The Adjutant-General of the United States also writes me, under date of August 22d, 1879, as to the Confederate archives now inthe possession of the National Government, as follows: "In reply to yours of the 18th August, I have the honor to inform you that the Confederate States records in the possession of this Department furnish no evidence that poisoned or explosive musket balls were used by the army of the Confederate States."
Rev. J. William Jones, D. D., Secretary of the Southern Historical Society, has written me to the same effect as to the archives in the possession of the Society.
In the third place, a brief examination of the United States Patent Office Reports for 1862-3, and the Ordnance Reports for 1863-4, will show that the "explosive and the poisoned balls" which the author of the "Pictorial History of the Civil War" so gratuitously charges upon the Confederates, were patented by the United States Patent Office at Washington, and were purchased, issued and used by the United States Government, and, what is still more remarkable, that neither of the aforesaid projectiles were in any sense explosive or poisoned.
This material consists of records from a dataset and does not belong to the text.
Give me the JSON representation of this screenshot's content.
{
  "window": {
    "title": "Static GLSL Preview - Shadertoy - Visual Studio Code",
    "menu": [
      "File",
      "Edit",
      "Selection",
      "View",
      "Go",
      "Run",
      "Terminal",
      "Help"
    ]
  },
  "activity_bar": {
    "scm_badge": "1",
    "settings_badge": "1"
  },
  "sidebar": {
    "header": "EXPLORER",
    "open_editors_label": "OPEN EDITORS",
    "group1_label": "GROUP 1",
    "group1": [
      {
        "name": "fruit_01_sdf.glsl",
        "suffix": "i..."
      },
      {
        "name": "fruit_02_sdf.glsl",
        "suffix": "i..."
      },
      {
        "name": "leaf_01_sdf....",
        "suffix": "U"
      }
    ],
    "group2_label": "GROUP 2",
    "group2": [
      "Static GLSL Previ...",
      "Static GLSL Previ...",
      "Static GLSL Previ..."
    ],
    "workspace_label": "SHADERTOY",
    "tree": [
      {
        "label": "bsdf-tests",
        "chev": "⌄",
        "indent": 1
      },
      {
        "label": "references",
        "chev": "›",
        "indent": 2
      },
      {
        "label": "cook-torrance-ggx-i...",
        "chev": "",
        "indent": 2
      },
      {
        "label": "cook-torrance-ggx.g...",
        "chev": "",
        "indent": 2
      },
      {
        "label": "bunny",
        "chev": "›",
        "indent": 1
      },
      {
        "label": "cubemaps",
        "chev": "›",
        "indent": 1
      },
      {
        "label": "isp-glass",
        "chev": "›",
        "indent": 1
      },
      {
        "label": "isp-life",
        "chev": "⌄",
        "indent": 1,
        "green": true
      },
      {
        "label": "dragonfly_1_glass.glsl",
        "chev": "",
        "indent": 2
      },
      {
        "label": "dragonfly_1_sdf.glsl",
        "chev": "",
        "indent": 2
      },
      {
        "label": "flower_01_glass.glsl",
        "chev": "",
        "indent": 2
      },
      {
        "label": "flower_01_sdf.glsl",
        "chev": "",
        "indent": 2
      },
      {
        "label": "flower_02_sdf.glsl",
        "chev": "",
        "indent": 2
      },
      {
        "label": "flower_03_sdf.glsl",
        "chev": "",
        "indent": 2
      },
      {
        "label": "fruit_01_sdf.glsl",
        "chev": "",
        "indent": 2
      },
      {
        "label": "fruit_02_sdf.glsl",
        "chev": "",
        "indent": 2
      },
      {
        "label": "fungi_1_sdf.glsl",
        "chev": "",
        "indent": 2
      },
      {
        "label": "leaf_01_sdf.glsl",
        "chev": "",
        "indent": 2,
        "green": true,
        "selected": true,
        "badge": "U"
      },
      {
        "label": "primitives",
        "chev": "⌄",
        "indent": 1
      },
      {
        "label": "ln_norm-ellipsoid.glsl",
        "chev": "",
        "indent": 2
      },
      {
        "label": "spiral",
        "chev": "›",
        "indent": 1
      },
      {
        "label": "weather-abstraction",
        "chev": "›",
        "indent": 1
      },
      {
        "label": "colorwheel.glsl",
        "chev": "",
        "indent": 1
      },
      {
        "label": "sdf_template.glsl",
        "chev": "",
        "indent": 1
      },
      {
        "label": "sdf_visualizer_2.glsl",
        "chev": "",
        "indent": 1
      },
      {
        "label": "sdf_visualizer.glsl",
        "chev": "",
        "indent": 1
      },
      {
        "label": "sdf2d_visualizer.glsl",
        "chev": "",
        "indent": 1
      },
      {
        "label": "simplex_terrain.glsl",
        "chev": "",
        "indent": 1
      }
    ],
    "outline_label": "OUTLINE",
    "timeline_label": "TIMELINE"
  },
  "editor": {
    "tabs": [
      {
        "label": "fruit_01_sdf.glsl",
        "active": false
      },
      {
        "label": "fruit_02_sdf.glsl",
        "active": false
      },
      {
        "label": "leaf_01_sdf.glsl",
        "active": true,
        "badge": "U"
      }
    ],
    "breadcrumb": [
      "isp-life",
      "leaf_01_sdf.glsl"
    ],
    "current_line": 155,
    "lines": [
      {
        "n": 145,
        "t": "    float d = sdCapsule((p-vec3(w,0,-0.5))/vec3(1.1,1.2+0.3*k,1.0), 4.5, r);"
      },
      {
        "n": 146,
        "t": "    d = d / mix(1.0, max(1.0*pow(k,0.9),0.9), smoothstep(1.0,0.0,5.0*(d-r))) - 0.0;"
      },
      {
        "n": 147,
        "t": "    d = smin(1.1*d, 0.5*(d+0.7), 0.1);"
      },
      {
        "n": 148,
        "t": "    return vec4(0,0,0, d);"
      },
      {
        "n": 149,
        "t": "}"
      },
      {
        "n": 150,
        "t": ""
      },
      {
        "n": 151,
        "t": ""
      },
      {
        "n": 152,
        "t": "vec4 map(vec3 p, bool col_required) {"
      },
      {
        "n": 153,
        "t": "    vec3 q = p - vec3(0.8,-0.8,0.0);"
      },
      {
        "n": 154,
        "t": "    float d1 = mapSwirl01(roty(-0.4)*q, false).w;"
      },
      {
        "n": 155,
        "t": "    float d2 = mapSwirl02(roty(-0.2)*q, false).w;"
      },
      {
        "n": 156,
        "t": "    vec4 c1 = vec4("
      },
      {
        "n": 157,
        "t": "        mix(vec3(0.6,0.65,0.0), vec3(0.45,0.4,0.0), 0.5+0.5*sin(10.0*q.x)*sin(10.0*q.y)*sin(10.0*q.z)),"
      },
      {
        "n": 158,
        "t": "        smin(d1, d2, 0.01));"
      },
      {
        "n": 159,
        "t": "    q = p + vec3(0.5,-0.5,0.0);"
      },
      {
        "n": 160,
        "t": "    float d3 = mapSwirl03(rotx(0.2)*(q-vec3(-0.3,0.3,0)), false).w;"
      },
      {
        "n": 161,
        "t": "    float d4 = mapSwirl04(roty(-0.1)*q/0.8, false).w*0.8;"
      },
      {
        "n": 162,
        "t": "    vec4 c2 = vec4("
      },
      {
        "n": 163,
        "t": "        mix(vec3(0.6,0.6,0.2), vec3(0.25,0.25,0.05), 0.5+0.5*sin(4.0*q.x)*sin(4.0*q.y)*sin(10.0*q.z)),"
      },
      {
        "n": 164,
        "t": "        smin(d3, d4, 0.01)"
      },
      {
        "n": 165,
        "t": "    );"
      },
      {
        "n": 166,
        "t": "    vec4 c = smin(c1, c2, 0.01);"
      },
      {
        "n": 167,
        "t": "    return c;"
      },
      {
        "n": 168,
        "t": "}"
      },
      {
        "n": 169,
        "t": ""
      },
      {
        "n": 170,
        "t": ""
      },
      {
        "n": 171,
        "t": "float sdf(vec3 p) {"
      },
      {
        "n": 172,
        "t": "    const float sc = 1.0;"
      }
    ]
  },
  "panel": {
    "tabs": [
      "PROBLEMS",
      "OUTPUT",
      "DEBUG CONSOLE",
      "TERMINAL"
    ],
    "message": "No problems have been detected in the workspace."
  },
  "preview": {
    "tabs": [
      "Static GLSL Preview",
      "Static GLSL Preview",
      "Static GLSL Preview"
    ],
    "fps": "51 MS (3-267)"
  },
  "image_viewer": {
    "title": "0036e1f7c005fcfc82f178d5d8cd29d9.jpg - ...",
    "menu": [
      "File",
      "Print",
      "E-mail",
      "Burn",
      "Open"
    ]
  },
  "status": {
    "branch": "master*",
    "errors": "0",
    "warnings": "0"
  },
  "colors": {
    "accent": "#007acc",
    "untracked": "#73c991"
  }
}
In the Patent Office Report for 1862-3 will be found the following, with the corresponding illustration in the second volume:
No. 37,145—Elijah D. Williams, of Philadelphia, Pennsylvania—Improvement in Elongated Bullets—Patent dated December 9, 1862.
This invention consists in the combination with an elongated expanding bullet of a leaded pin and a concave expanding disc, the disc having its concave side against the base of the bullet, and the pin entering the cavity thereof and operating to produce the flattening of the disc, by which it is caused to expand against the walls of and enter the groves of the gun.Claim—First, the combination with elongated expanding bullets of a pin, C, and expanding disc, B, applied substantially as herein specified. Second, fitting the pin to the cavity of the bullet in the manner substantially as herein specified, whereby the expansion of the bullet is caused to commence in the front part of its expanding portion and to be gradually continued toward the rear as herein set forth.